Rom 9:24 Even us, whom he hath called, not of the Jews only, but also of the Gentiles?
25 As he saith also in Osee, I will call them my people, which were not my people; and her beloved, which was not beloved.
26 And it shall come to pass, that in the place where it was said unto them, Ye are not my people; there shall they be called the children of the living God.
Verse 25 is quoted from Hosea 1. When Israel is out of their land and cut off from their covenants they are as gentiles.
Has there been anything in the chapters yet that is not Jewish?
In Chapter 10 Paul complains that Israel is not saved though it is the great desire of God that they be saved. In chapter 11 we have the way God is handling this unbelief in the present age but we are assured that Israel's covenants will still be honored and kept by God.

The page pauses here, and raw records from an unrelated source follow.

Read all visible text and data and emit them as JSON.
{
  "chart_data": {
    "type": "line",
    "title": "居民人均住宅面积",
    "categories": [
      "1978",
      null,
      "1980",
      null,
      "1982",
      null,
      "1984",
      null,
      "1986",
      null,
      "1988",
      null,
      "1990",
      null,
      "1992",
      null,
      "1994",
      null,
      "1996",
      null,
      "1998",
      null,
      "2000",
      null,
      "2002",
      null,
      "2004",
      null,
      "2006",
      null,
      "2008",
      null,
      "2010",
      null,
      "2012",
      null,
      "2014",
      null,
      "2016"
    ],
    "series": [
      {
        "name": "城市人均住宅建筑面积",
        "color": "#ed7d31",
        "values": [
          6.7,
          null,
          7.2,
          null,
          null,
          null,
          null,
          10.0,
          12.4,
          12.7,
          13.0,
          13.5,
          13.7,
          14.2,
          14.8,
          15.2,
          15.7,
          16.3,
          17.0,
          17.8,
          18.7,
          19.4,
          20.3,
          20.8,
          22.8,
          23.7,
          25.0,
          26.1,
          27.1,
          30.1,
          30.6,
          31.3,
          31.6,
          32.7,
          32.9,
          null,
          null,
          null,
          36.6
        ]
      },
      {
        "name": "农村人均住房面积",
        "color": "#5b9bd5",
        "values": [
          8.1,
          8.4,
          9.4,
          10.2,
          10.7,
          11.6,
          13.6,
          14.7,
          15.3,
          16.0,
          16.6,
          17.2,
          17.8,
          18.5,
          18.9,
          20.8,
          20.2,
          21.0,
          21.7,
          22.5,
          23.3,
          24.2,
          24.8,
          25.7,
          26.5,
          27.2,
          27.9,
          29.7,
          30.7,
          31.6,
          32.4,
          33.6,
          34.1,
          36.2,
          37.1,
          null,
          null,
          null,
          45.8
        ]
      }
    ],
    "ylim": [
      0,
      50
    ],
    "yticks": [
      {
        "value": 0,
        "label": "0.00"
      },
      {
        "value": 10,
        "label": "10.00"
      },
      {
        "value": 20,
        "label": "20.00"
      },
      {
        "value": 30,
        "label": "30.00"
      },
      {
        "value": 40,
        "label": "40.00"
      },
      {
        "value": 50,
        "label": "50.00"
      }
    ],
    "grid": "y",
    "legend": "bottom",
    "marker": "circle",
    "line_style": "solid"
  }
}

Deut 7:6 For thou art an holy people unto the Lord thy God: the Lord thy God hath chosen thee to be a special people unto himself,
above all people that are upon the face of the earth.
Deut 14:2 For thou art an holy people unto the Lord thy God, and the Lord hath chosen thee to be a peculiar people unto himself,
above all the nations that are upon the earth.
God has not changed his mind about Israel no matter what you have been told. Salvation, Jesus said, is of the Jews. Ignoring context does not help you to be more spiritual.
My conclusion to your comments here;
"The chain of events in Romans 8:29-30 are for individuals, not a race"
Maybe, but not at the same time. One thing I am sure about. God never foreknew you or me in the context that he foreknew Israel, and he nowhere says he did.